But the real Baroque masterpiece of Orphean opera is L’Orfeo, by Claudio Monteverdi. Peri did it first, but Monteverdi did it bigger, better and sadder, with foreboding choruses and the original sad ending.

This video shows Orpheus singing “Rosa del ciel, vita del mondo,” Eurydice singing “Io non diro qual sia neltuo gioir” and the chorus singing reprises of earlier choruses.

This is a different production from the last video. This one appears appears to be entirely on youtube in 12 parts, if you want to check it out. Definitely a little cheesy and overdramatic. But this scene includes with Orpheus looks back at Eurydice and a really frightening looking Hades.

But what if you hate Baroque opera? I know I am probably in the minority for liking it. Well how do you feel about folk music?

Folk musician Anaïs Mitchell staged a “folk-opera” of the myth called Hadestown in 2007 and then released the music on an album in 2010. It features Justin Vernon, beloved Bon Iver lead singer, in the role of Orpheus, Ani DiFrance as Persephone, Ben Knox Miller from The Low Anthem as Hermes and Mitchell herself as Eurydice. Mitchell’s voice, which sounds like a combination of Vanessa Carlton and Joanna Newsom, takes some getting used to, but the album as a whole is pretty great and an awesome interpretation of the myth.

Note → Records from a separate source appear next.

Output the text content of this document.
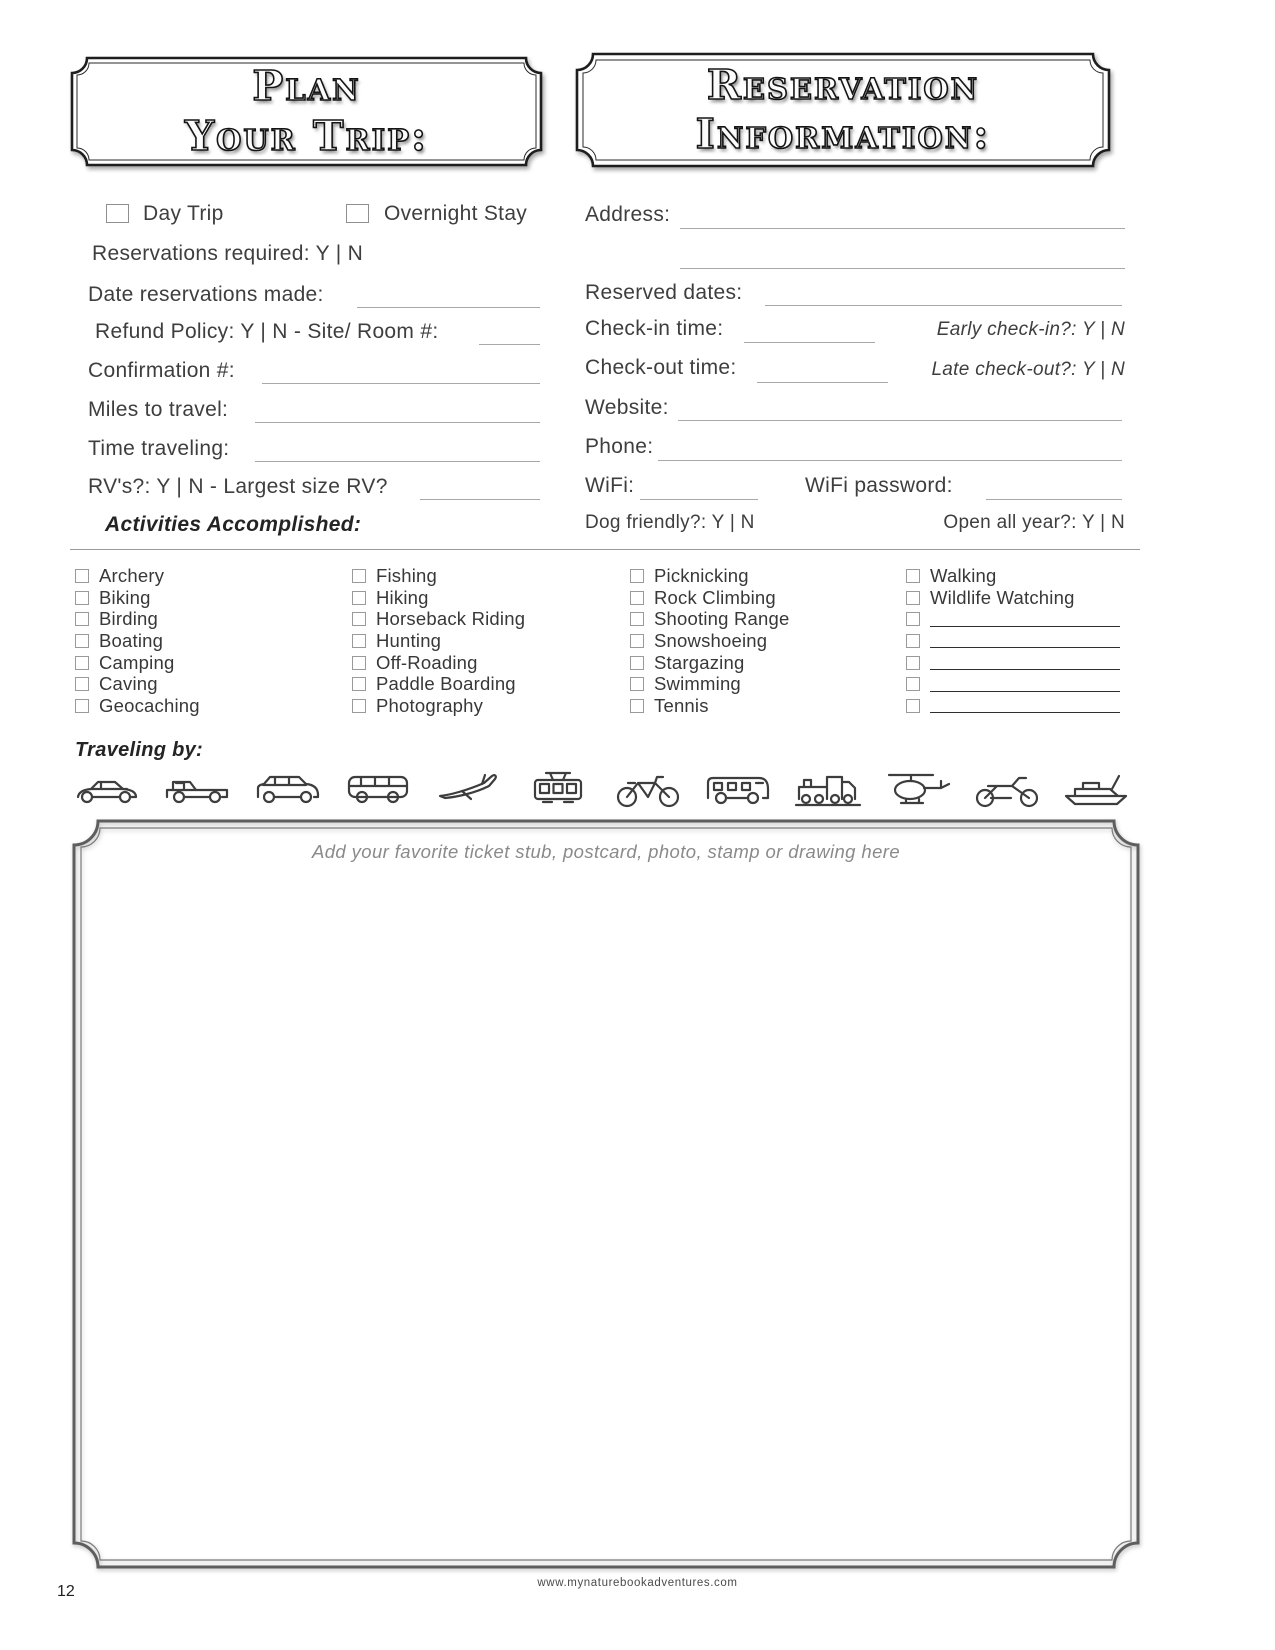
Plan
Your Trip:
Reservation
Information:
Day Trip	Overnight Stay
Reservations required: Y | N
Date reservations made:
Refund Policy: Y | N - Site/ Room #:
Confirmation #:
Miles to travel:
Time traveling:
RV's?: Y | N - Largest size RV?
Activities Accomplished:
Address:
Reserved dates:
Check-in time:	Early check-in?: Y | N
Check-out time:	Late check-out?: Y | N
Website:
Phone:
WiFi:	WiFi password:
Dog friendly?: Y | N	Open all year?: Y | N
Archery
Biking
Birding
Boating
Camping
Caving
Geocaching
Fishing
Hiking
Horseback Riding
Hunting
Off-Roading
Paddle Boarding
Photography
Picknicking
Rock Climbing
Shooting Range
Snowshoeing
Stargazing
Swimming
Tennis
Walking
Wildlife Watching
Traveling by:
Add your favorite ticket stub, postcard, photo, stamp or drawing here
www.mynaturebookadventures.com
12
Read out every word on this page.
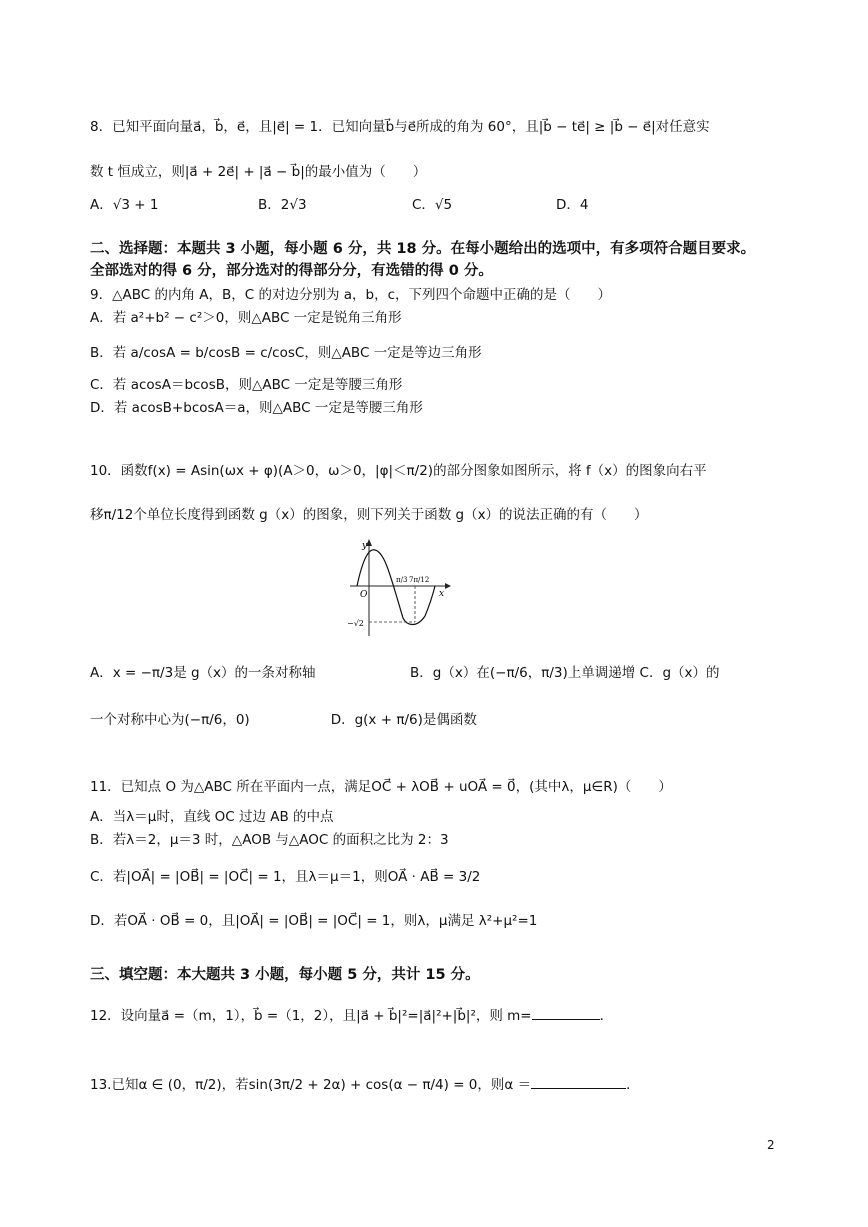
8．已知平面向量a⃗，b⃗，e⃗，且|e⃗| = 1．已知向量b⃗与e⃗所成的角为 60°，且|b⃗ − te⃗| ≥ |b⃗ − e⃗|对任意实
数 t 恒成立，则|a⃗ + 2e⃗| + |a⃗ − b⃗|的最小值为（　　）
A．√3 + 1	B．2√3	C．√5	D．4
二、选择题：本题共 3 小题，每小题 6 分，共 18 分。在每小题给出的选项中，有多项符合题目要求。
全部选对的得 6 分，部分选对的得部分分，有选错的得 0 分。
9．△ABC 的内角 A，B，C 的对边分别为 a，b，c，下列四个命题中正确的是（　　）
A．若 a²+b² − c²＞0，则△ABC 一定是锐角三角形
B．若 a/cosA = b/cosB = c/cosC，则△ABC 一定是等边三角形
C．若 acosA＝bcosB，则△ABC 一定是等腰三角形
D．若 acosB+bcosA＝a，则△ABC 一定是等腰三角形
10．函数f(x) = Asin(ωx + φ)(A＞0，ω＞0，|φ|＜π/2)的部分图象如图所示，将 f（x）的图象向右平
移π/12个单位长度得到函数 g（x）的图象，则下列关于函数 g（x）的说法正确的有（　　）
y
x
O
π/3 7π/12
−√2
A．x = −π/3是 g（x）的一条对称轴　　　　　　　B．g（x）在(−π/6，π/3)上单调递增 C．g（x）的
一个对称中心为(−π/6，0)　　　　　　D．g(x + π/6)是偶函数
11．已知点 O 为△ABC 所在平面内一点，满足OC⃗ + λOB⃗ + uOA⃗ = 0⃗，(其中λ，μ∈R)（　　）
A．当λ＝μ时，直线 OC 过边 AB 的中点
B．若λ＝2，μ＝3 时，△AOB 与△AOC 的面积之比为 2：3
C．若|OA⃗| = |OB⃗| = |OC⃗| = 1，且λ＝μ＝1，则OA⃗ · AB⃗ = 3/2
D．若OA⃗ · OB⃗ = 0，且|OA⃗| = |OB⃗| = |OC⃗| = 1，则λ，μ满足 λ²+μ²=1
三、填空题：本大题共 3 小题，每小题 5 分，共计 15 分。
12．设向量a⃗ =（m，1），b⃗ =（1，2），且|a⃗ + b⃗|²=|a⃗|²+|b⃗|²，则 m=	．
13.已知α ∈ (0，π/2)，若sin(3π/2 + 2α) + cos(α − π/4) = 0，则α ＝	．
2
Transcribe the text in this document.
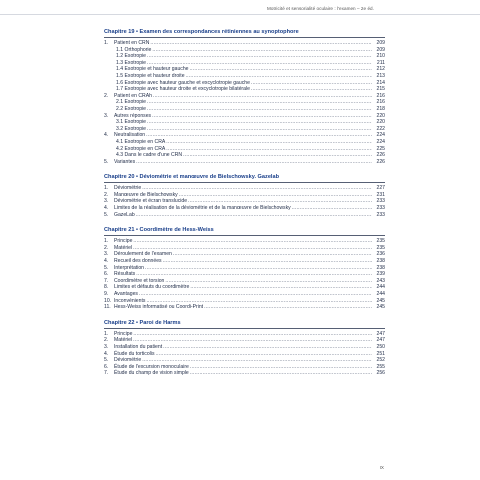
Motricité et sensorialité oculaire : l'examen – 2e éd.
Chapitre 19 • Examen des correspondances rétiniennes au synoptophore
1.	Patient en CRN .....	209
1.1 Orthophorie .....	209
1.2 Esotropie .....	210
1.3 Exotropie .....	211
1.4 Esotropie et hauteur gauche .....	212
1.5 Exotropie et hauteur droite .....	213
1.6 Esotropie avec hauteur gauche et excyclotropie gauche .....	214
1.7 Exotropie avec hauteur droite et excyclotropie bilatérale .....	215
2.	Patient en CRAh .....	216
2.1 Esotropie .....	216
2.2 Exotropie .....	218
3.	Autres réponses .....	220
3.1 Esotropie .....	220
3.2 Exotropie .....	222
4.	Neutralisation .....	224
4.1 Esotropie en CRA .....	224
4.2 Exotropie en CRA .....	225
4.3 Dans le cadre d'une CRN .....	226
5.	Variantes .....	226
Chapitre 20 • Déviométrie et manœuvre de Bielschowsky. Gazelab
1.	Déviométrie .....	227
2.	Manœuvre de Bielschowsky .....	231
3.	Déviométrie et écran translucide .....	233
4.	Limites de la réalisation de la déviométrie et de la manœuvre de Bielschowsky .....	233
5.	GazeLab .....	233
Chapitre 21 • Coordimètre de Hess-Weiss
1.	Principe .....	235
2.	Matériel .....	235
3.	Déroulement de l'examen .....	236
4.	Recueil des données .....	238
5.	Interprétation .....	238
6.	Résultats .....	239
7.	Coordimètre et torsion .....	243
8.	Limites et défauts du coordimètre .....	244
9.	Avantages .....	244
10. Inconvénients .....	245
11. Hess-Weiss informatisé ou Coordi-Print .....	245
Chapitre 22 • Paroi de Harms
1.	Principe .....	247
2.	Matériel .....	247
3.	Installation du patient .....	250
4.	Étude du torticolis .....	251
5.	Déviométrie .....	252
6.	Étude de l'excursion monoculaire .....	255
7.	Étude du champ de vision simple .....	256
IX
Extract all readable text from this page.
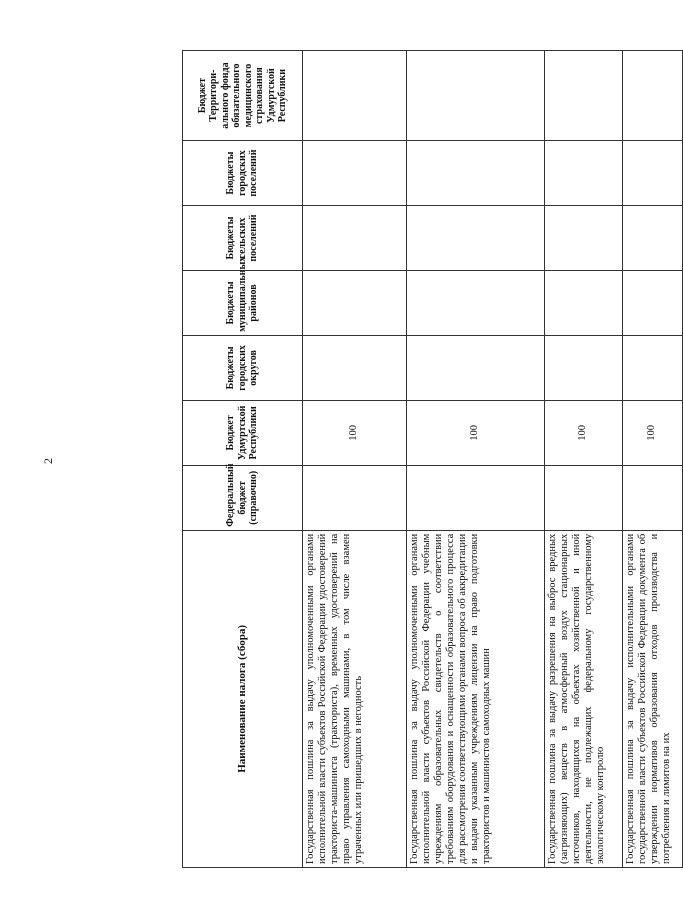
2
Наименование налога (сбора)	Федеральный бюджет (справочно)	Бюджет Удмуртской Республики	Бюджеты городских округов	Бюджеты муниципальных районов	Бюджеты сельских поселений	Бюджеты городских поселений	Бюджет Территори-ального фонда обязательного медицинского страхования Удмуртской Республики
Государственная пошлина за выдачу уполномоченными органами исполнительной власти субъектов Российской Федерации удостоверений тракториста-машиниста (тракториста), временных удостоверений на право управления самоходными машинами, в том числе взамен утраченных или пришедших в негодность		100					
Государственная пошлина за выдачу уполномоченными органами исполнительной власти субъектов Российской Федерации учебным учреждениям образовательных свидетельств о соответствии требованиям оборудования и оснащенности образовательного процесса для рассмотрения соответствующими органами вопроса об аккредитации и выдачи указанным учреждениям лицензии на право подготовки трактористов и машинистов самоходных машин		100					
Государственная пошлина за выдачу разрешения на выброс вредных (загрязняющих) веществ в атмосферный воздух стационарных источников, находящихся на объектах хозяйственной и иной деятельности, не подлежащих федеральному государственному экологическому контролю		100					
Государственная пошлина за выдачу исполнительными органами государственной власти субъектов Российской Федерации документа об утверждении нормативов образования отходов производства и потребления и лимитов на их		100					
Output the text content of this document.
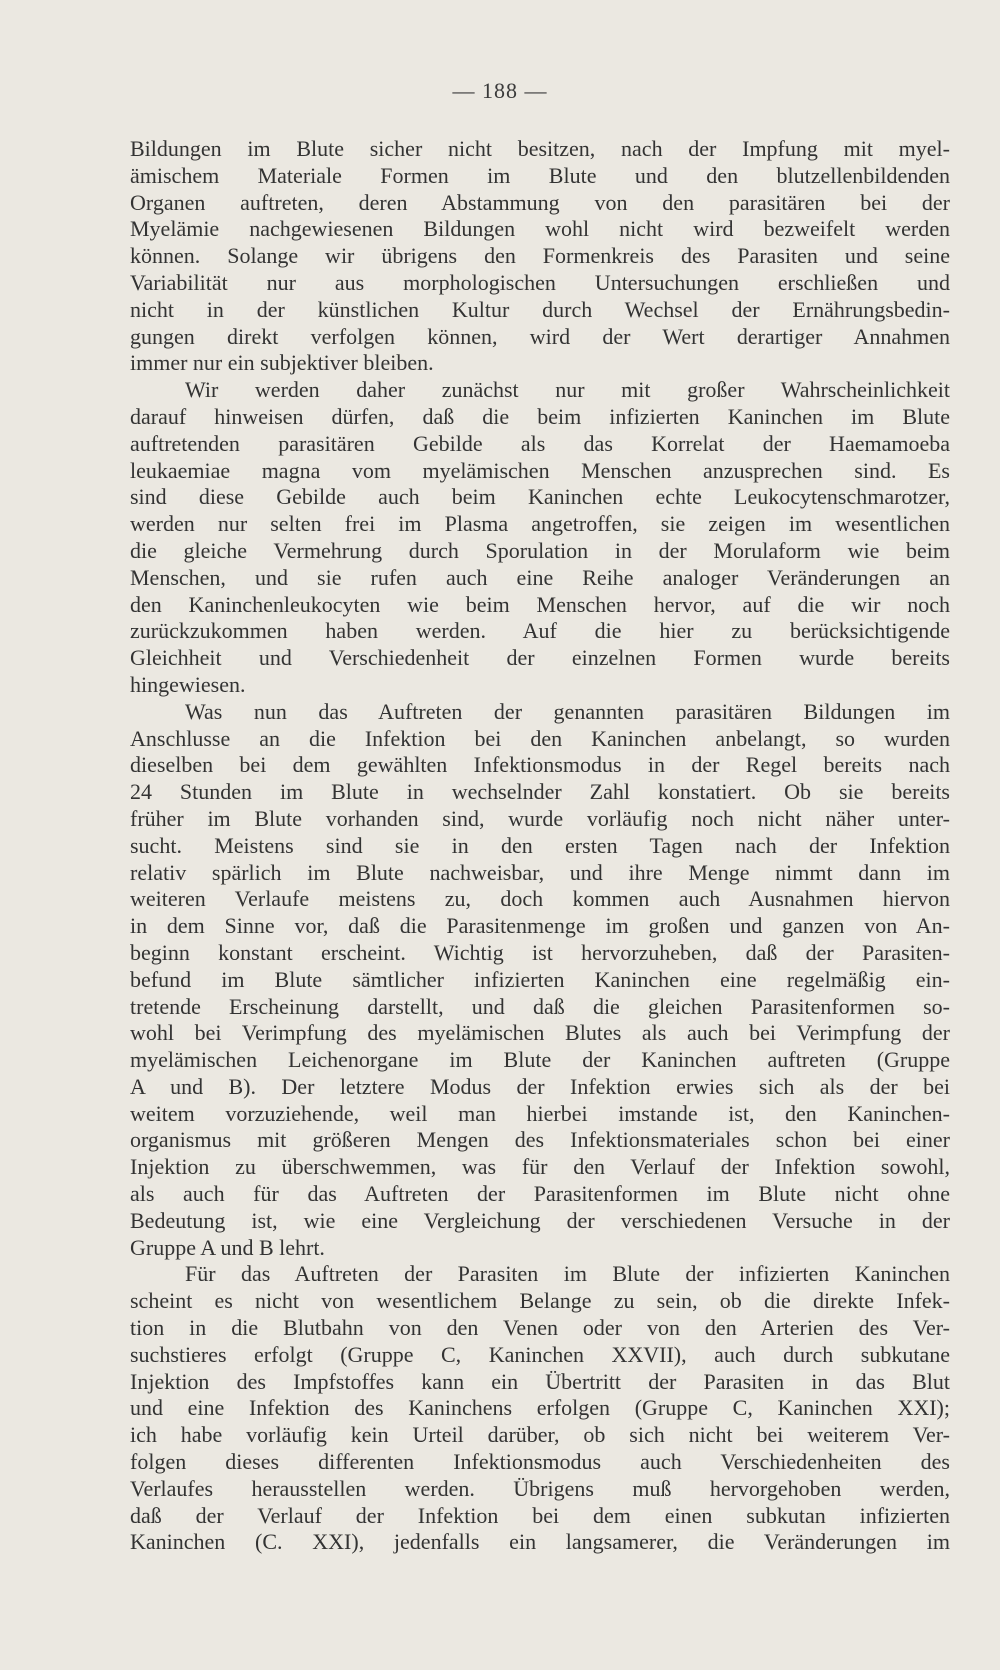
— 188 —
Bildungen im Blute sicher nicht besitzen, nach der Impfung mit myel-
ämischem Materiale Formen im Blute und den blutzellenbildenden
Organen auftreten, deren Abstammung von den parasitären bei der
Myelämie nachgewiesenen Bildungen wohl nicht wird bezweifelt werden
können. Solange wir übrigens den Formenkreis des Parasiten und seine
Variabilität nur aus morphologischen Untersuchungen erschließen und
nicht in der künstlichen Kultur durch Wechsel der Ernährungsbedin-
gungen direkt verfolgen können, wird der Wert derartiger Annahmen
immer nur ein subjektiver bleiben.
Wir werden daher zunächst nur mit großer Wahrscheinlichkeit
darauf hinweisen dürfen, daß die beim infizierten Kaninchen im Blute
auftretenden parasitären Gebilde als das Korrelat der Haemamoeba
leukaemiae magna vom myelämischen Menschen anzusprechen sind. Es
sind diese Gebilde auch beim Kaninchen echte Leukocytenschmarotzer,
werden nur selten frei im Plasma angetroffen, sie zeigen im wesentlichen
die gleiche Vermehrung durch Sporulation in der Morulaform wie beim
Menschen, und sie rufen auch eine Reihe analoger Veränderungen an
den Kaninchenleukocyten wie beim Menschen hervor, auf die wir noch
zurückzukommen haben werden. Auf die hier zu berücksichtigende
Gleichheit und Verschiedenheit der einzelnen Formen wurde bereits
hingewiesen.
Was nun das Auftreten der genannten parasitären Bildungen im
Anschlusse an die Infektion bei den Kaninchen anbelangt, so wurden
dieselben bei dem gewählten Infektionsmodus in der Regel bereits nach
24 Stunden im Blute in wechselnder Zahl konstatiert. Ob sie bereits
früher im Blute vorhanden sind, wurde vorläufig noch nicht näher unter-
sucht. Meistens sind sie in den ersten Tagen nach der Infektion
relativ spärlich im Blute nachweisbar, und ihre Menge nimmt dann im
weiteren Verlaufe meistens zu, doch kommen auch Ausnahmen hiervon
in dem Sinne vor, daß die Parasitenmenge im großen und ganzen von An-
beginn konstant erscheint. Wichtig ist hervorzuheben, daß der Parasiten-
befund im Blute sämtlicher infizierten Kaninchen eine regelmäßig ein-
tretende Erscheinung darstellt, und daß die gleichen Parasitenformen so-
wohl bei Verimpfung des myelämischen Blutes als auch bei Verimpfung der
myelämischen Leichenorgane im Blute der Kaninchen auftreten (Gruppe
A und B). Der letztere Modus der Infektion erwies sich als der bei
weitem vorzuziehende, weil man hierbei imstande ist, den Kaninchen-
organismus mit größeren Mengen des Infektionsmateriales schon bei einer
Injektion zu überschwemmen, was für den Verlauf der Infektion sowohl,
als auch für das Auftreten der Parasitenformen im Blute nicht ohne
Bedeutung ist, wie eine Vergleichung der verschiedenen Versuche in der
Gruppe A und B lehrt.
Für das Auftreten der Parasiten im Blute der infizierten Kaninchen
scheint es nicht von wesentlichem Belange zu sein, ob die direkte Infek-
tion in die Blutbahn von den Venen oder von den Arterien des Ver-
suchstieres erfolgt (Gruppe C, Kaninchen XXVII), auch durch subkutane
Injektion des Impfstoffes kann ein Übertritt der Parasiten in das Blut
und eine Infektion des Kaninchens erfolgen (Gruppe C, Kaninchen XXI);
ich habe vorläufig kein Urteil darüber, ob sich nicht bei weiterem Ver-
folgen dieses differenten Infektionsmodus auch Verschiedenheiten des
Verlaufes herausstellen werden. Übrigens muß hervorgehoben werden,
daß der Verlauf der Infektion bei dem einen subkutan infizierten
Kaninchen (C. XXI), jedenfalls ein langsamerer, die Veränderungen im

“Wedding Song” from Hadestown by Anaïs Mitchell feat. Justin Vernon

If you want to learn more about Orpheus, you could read Ovid’s Metamorphoses where Orpheus’s story appears or Orpheus: The Myth of the Poet by Charles Segal.

If you want to learn more about Baroque opera, you could read Monteverdi and the End of the Renaissance by Gary Tomlinson or check out Agnes Scott’s collection of opera recordings including L’Orfeo by Monteverdi, as well as a selection more modern opera composers like Puccini, Wagner and Verdi.

Agnes Scott Library does not have Hadestown, but I still highly recommend it if you are into some epic folk music. Plus you can follow Mitchell’s interpretation of the myth on her website  by reading the libretto, as well as her personal history of how her interpretation developed.

One Response to “Womp Womp Womp: Orphean Operas”

  1. H.M. Goodchild June 28, 2011 at 2:11 pm #

    Even before Hadestown (sounds wonderful by the way, I’ll check be sure to check it out) the story of Orpheus made it into the folk tradition in the form of ‘King Orfeo’. It’s Child Ballad no. 19 or no. 15 in the Oxford Book of Ballads. There’s a lovely recording of it on Malinky’s album ‘The Unseen Hours’. Unlike the original Greek myth it has a happy ending.